Cuando me cansé, volví a la playa. Me acerqué a la orilla cuando una gran ola se estrelló sobre mí y me empujó hacia el fondo, hacia la arena con mucha fuerza. Luego, cuando la ola retrocedió, fui arrastrado hacia el comienzo de las olas. Estaba atrapado en una corriente de resaca. Nunca antes había experimentado esto y nunca había escuchado qué hacer cuando entras en esa situación.
Esperé una ola y nadé con ella tan rápido como pude hacia la orilla. Lo mismo sucedió y me golpearon violentamente contra la arena en el fondo y volví a succionar al mar.

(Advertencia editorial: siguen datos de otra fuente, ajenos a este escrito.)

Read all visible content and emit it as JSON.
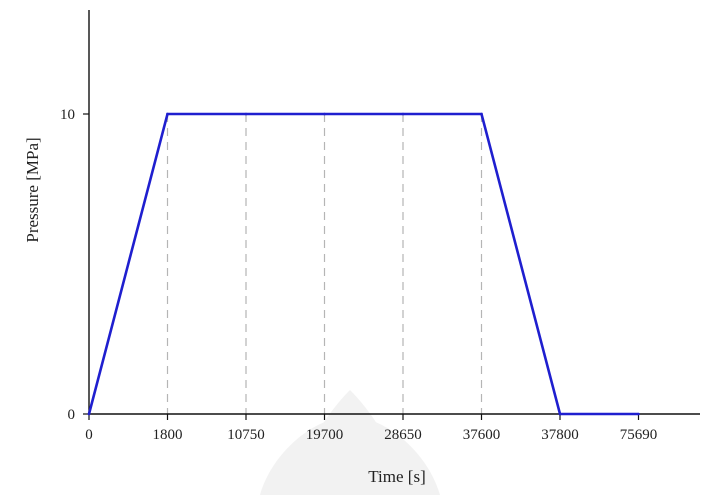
{
  "chart_data": {
    "type": "line",
    "title": "",
    "xlabel": "Time [s]",
    "ylabel": "Pressure [MPa]",
    "x_tick_labels": [
      "0",
      "1800",
      "10750",
      "19700",
      "28650",
      "37600",
      "37800",
      "75690"
    ],
    "y_tick_labels": [
      "0",
      "10"
    ],
    "ylim": [
      0,
      13.5
    ],
    "grid": "dashed vertical lines at plateau ticks",
    "series": [
      {
        "points": [
          {
            "x": "0",
            "y": 0
          },
          {
            "x": "1800",
            "y": 10
          },
          {
            "x": "10750",
            "y": 10
          },
          {
            "x": "19700",
            "y": 10
          },
          {
            "x": "28650",
            "y": 10
          },
          {
            "x": "37600",
            "y": 10
          },
          {
            "x": "37800",
            "y": 0
          },
          {
            "x": "75690",
            "y": 0
          }
        ],
        "color": "#1f1fcf"
      }
    ],
    "dashed_guides_at": [
      "1800",
      "10750",
      "19700",
      "28650",
      "37600"
    ]
  }
}
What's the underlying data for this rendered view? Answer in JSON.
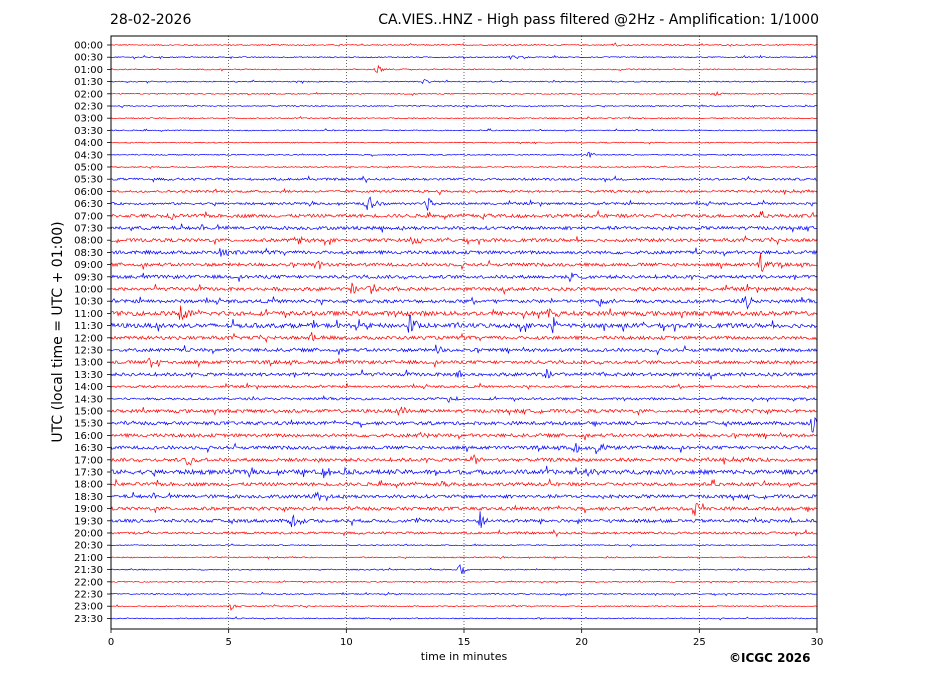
{
  "header": {
    "date": "28-02-2026",
    "title": "CA.VIES..HNZ - High pass filtered @2Hz - Amplification: 1/1000"
  },
  "copyright": "©ICGC 2026",
  "colors": {
    "odd_trace": "#ff0000",
    "even_trace": "#0000ff",
    "axis": "#000000",
    "grid": "#000000"
  },
  "chart_data": {
    "type": "line",
    "chart_kind": "helicorder",
    "xlabel": "time in minutes",
    "ylabel": "UTC (local time = UTC + 01:00)",
    "xlim": [
      0,
      30
    ],
    "xticks": [
      0,
      5,
      10,
      15,
      20,
      25,
      30
    ],
    "grid": "vertical dotted lines at x = 5, 10, 15, 20, 25",
    "trace_colors_alternate": [
      "red",
      "blue"
    ],
    "rows": [
      "00:00",
      "00:30",
      "01:00",
      "01:30",
      "02:00",
      "02:30",
      "03:00",
      "03:30",
      "04:00",
      "04:30",
      "05:00",
      "05:30",
      "06:00",
      "06:30",
      "07:00",
      "07:30",
      "08:00",
      "08:30",
      "09:00",
      "09:30",
      "10:00",
      "10:30",
      "11:00",
      "11:30",
      "12:00",
      "12:30",
      "13:00",
      "13:30",
      "14:00",
      "14:30",
      "15:00",
      "15:30",
      "16:00",
      "16:30",
      "17:00",
      "17:30",
      "18:00",
      "18:30",
      "19:00",
      "19:30",
      "20:00",
      "20:30",
      "21:00",
      "21:30",
      "22:00",
      "22:30",
      "23:00",
      "23:30"
    ],
    "noise_level": [
      1,
      1,
      1,
      1,
      1,
      1,
      1,
      1,
      1,
      1,
      1,
      2,
      2,
      2,
      3,
      3,
      3,
      3,
      3,
      3,
      3,
      3,
      4,
      4,
      3,
      3,
      3,
      3,
      2,
      2,
      3,
      3,
      3,
      3,
      3,
      4,
      3,
      3,
      3,
      3,
      2,
      1,
      1,
      1,
      1,
      1,
      1,
      1
    ],
    "events": [
      {
        "row": "00:00",
        "x": 21.4,
        "amp": 4
      },
      {
        "row": "00:30",
        "x": 17.0,
        "amp": 3
      },
      {
        "row": "01:00",
        "x": 11.3,
        "amp": 5
      },
      {
        "row": "01:30",
        "x": 13.3,
        "amp": 3
      },
      {
        "row": "02:00",
        "x": 25.6,
        "amp": 4
      },
      {
        "row": "04:30",
        "x": 20.3,
        "amp": 4
      },
      {
        "row": "06:30",
        "x": 10.9,
        "amp": 11
      },
      {
        "row": "06:30",
        "x": 13.4,
        "amp": 9
      },
      {
        "row": "07:00",
        "x": 2.5,
        "amp": 5
      },
      {
        "row": "07:00",
        "x": 15.8,
        "amp": 4
      },
      {
        "row": "08:00",
        "x": 7.9,
        "amp": 6
      },
      {
        "row": "08:00",
        "x": 12.8,
        "amp": 7
      },
      {
        "row": "08:30",
        "x": 4.7,
        "amp": 7
      },
      {
        "row": "09:00",
        "x": 8.7,
        "amp": 9
      },
      {
        "row": "09:00",
        "x": 27.6,
        "amp": 11
      },
      {
        "row": "09:30",
        "x": 19.5,
        "amp": 6
      },
      {
        "row": "10:00",
        "x": 10.2,
        "amp": 7
      },
      {
        "row": "10:00",
        "x": 11.0,
        "amp": 8
      },
      {
        "row": "10:30",
        "x": 20.8,
        "amp": 7
      },
      {
        "row": "10:30",
        "x": 27.0,
        "amp": 8
      },
      {
        "row": "11:00",
        "x": 3.0,
        "amp": 14
      },
      {
        "row": "11:00",
        "x": 18.6,
        "amp": 6
      },
      {
        "row": "11:30",
        "x": 12.7,
        "amp": 13
      },
      {
        "row": "11:30",
        "x": 18.8,
        "amp": 9
      },
      {
        "row": "12:00",
        "x": 8.5,
        "amp": 9
      },
      {
        "row": "12:30",
        "x": 13.8,
        "amp": 6
      },
      {
        "row": "13:00",
        "x": 1.7,
        "amp": 10
      },
      {
        "row": "13:30",
        "x": 14.7,
        "amp": 7
      },
      {
        "row": "13:30",
        "x": 18.4,
        "amp": 8
      },
      {
        "row": "14:30",
        "x": 14.4,
        "amp": 5
      },
      {
        "row": "15:00",
        "x": 12.4,
        "amp": 7
      },
      {
        "row": "15:30",
        "x": 29.8,
        "amp": 10
      },
      {
        "row": "16:00",
        "x": 13.2,
        "amp": 6
      },
      {
        "row": "16:30",
        "x": 19.7,
        "amp": 10
      },
      {
        "row": "16:30",
        "x": 20.6,
        "amp": 8
      },
      {
        "row": "17:00",
        "x": 3.3,
        "amp": 8
      },
      {
        "row": "17:00",
        "x": 15.4,
        "amp": 7
      },
      {
        "row": "17:30",
        "x": 9.0,
        "amp": 9
      },
      {
        "row": "17:30",
        "x": 20.3,
        "amp": 8
      },
      {
        "row": "18:00",
        "x": 14.0,
        "amp": 6
      },
      {
        "row": "18:30",
        "x": 8.7,
        "amp": 5
      },
      {
        "row": "19:00",
        "x": 24.8,
        "amp": 9
      },
      {
        "row": "19:30",
        "x": 7.7,
        "amp": 9
      },
      {
        "row": "19:30",
        "x": 15.7,
        "amp": 10
      },
      {
        "row": "21:30",
        "x": 14.8,
        "amp": 7
      },
      {
        "row": "23:00",
        "x": 5.1,
        "amp": 4
      }
    ]
  }
}
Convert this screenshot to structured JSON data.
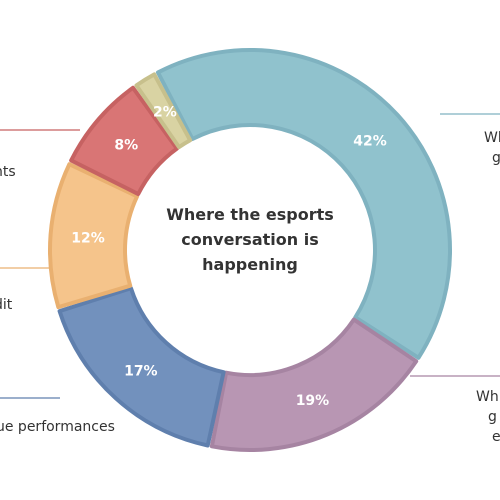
{
  "chart_data": {
    "type": "pie",
    "title": "Where the esports conversation is happening",
    "title_lines": [
      "Where the esports",
      "conversation is",
      "happening"
    ],
    "slices": [
      {
        "label_fragment": "Wh… g…",
        "value": 42,
        "display": "42%",
        "color": "#90c2cd",
        "stroke": "#7fb2c0"
      },
      {
        "label_fragment": "Wh… g… e…",
        "value": 19,
        "display": "19%",
        "color": "#b896b3",
        "stroke": "#a684a2"
      },
      {
        "label_fragment": "…ue performances",
        "value": 17,
        "display": "17%",
        "color": "#7291bd",
        "stroke": "#5f7fad"
      },
      {
        "label_fragment": "…dit",
        "value": 12,
        "display": "12%",
        "color": "#f5c48b",
        "stroke": "#e9b070"
      },
      {
        "label_fragment": "…nts",
        "value": 8,
        "display": "8%",
        "color": "#d97575",
        "stroke": "#c66262"
      },
      {
        "label_fragment": "",
        "value": 2,
        "display": "2%",
        "color": "#d9d3a3",
        "stroke": "#c7c08c"
      }
    ],
    "side_labels": [
      {
        "text": "Wh",
        "color": "#333333"
      },
      {
        "text": "g",
        "color": "#333333"
      },
      {
        "text": "nts",
        "color": "#333333"
      },
      {
        "text": "dit",
        "color": "#333333"
      },
      {
        "text": "ue performances",
        "color": "#333333"
      },
      {
        "text": "Wh",
        "color": "#333333"
      },
      {
        "text": "g",
        "color": "#333333"
      },
      {
        "text": "e",
        "color": "#333333"
      }
    ],
    "leader_colors": [
      "#7fb2c0",
      "#a684a2",
      "#5f7fad",
      "#e9b070",
      "#c66262"
    ]
  }
}
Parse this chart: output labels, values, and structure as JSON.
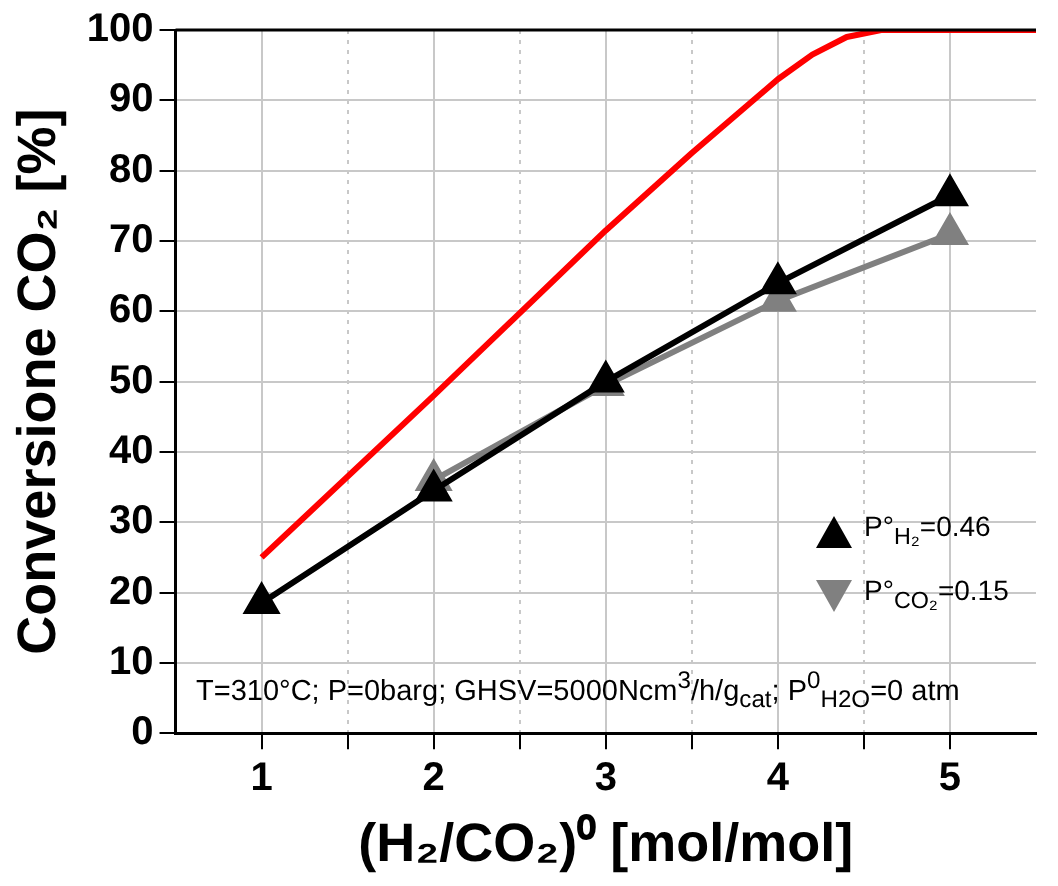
{
  "chart_data": {
    "type": "line",
    "xlabel": "(H₂/CO₂)⁰ [mol/mol]",
    "ylabel": "Conversione CO₂ [%]",
    "xlim": [
      0.5,
      5.5
    ],
    "xticks": [
      1,
      {
        "value": 1.5,
        "label": null
      },
      2,
      {
        "value": 2.5,
        "label": null
      },
      3,
      {
        "value": 3.5,
        "label": null
      },
      4,
      {
        "value": 4.5,
        "label": null
      },
      5
    ],
    "ylim": [
      0,
      100
    ],
    "yticks": [
      0,
      10,
      20,
      30,
      40,
      50,
      60,
      70,
      80,
      90,
      100
    ],
    "grid": true,
    "legend": "right",
    "annotations": [
      "T=310°C; P=0barg; GHSV=5000Ncm$^{3}$/h/g$_{cat}$; P$^{0}$$_{H2O}$=0 atm"
    ],
    "series": [
      {
        "name": "P°$_{H₂}$=0.46",
        "color": "#000000",
        "marker": "triangle",
        "x": [
          1,
          2,
          3,
          4,
          5
        ],
        "values": [
          18.5,
          34.5,
          50,
          64,
          76.5
        ]
      },
      {
        "name": "P°$_{CO₂}$=0.15",
        "color": "#808080",
        "marker": "triangle",
        "x": [
          2,
          3,
          4,
          5
        ],
        "values": [
          36,
          49.5,
          61.5,
          71
        ]
      },
      {
        "color": "#ff0000",
        "marker": "none",
        "x": [
          1,
          2,
          3,
          3.5,
          4,
          4.2,
          4.4,
          4.6,
          5,
          5.5
        ],
        "values": [
          25,
          48,
          71.5,
          82.5,
          93,
          96.5,
          99,
          100,
          100,
          100
        ]
      }
    ]
  }
}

Ya estaba cansada, así que pasé unos minutos pisando agua y tratando de pensar en lo que podría hacer para salir de esta situación. Pude ver a Dona durmiendo pacíficamente en la orilla, demasiado lejos para escucharme gritar. La playa estaba desierta, no se veía un alma en ningún lado. Tuve visiones de ahogarme y pensar que nadie sabría lo que me pasó.
Intenté nuevamente nadar hasta la orilla y nuevamente me rechazaron. Esta vez saqué un poco de agua de mis pulmones mientras estaba debajo. La situación se estaba poniendo desesperada. Lo intenté una vez más y di todo lo que tenía nadando tan fuerte como pude, y cuando las olas me empujaron debajo, mantuve mis brazos en movimiento y usé toda mi fuerza para seguir avanzando.
Esta vez tuve éxito y me metí en el agua lo suficientemente poco profunda como para ponerme de pie y tambalearme hacia la orilla.
Cuando me alejé del oleaje, me tiré a la arena y me quedé allí por varios minutos recuperando el aliento. Cuando hice eso y recuperé la compostura, volví a donde Dona todavía dormitaba en las dunas y la desperté para contarle lo que había sucedido. No creo que ella se haya dado cuenta de lo cerca que estuve de morir allí en las olas en esa playa de Pensacola.
Sin embargo, es algo que se ha quedado conmigo. Todavía nado en el océano, pero he aprendido sobre las corrientes de resaca y tengo un respeto saludable por el poder del océano. Si no hubiera sido joven y fuerte, nunca habría sobrevivido ese día.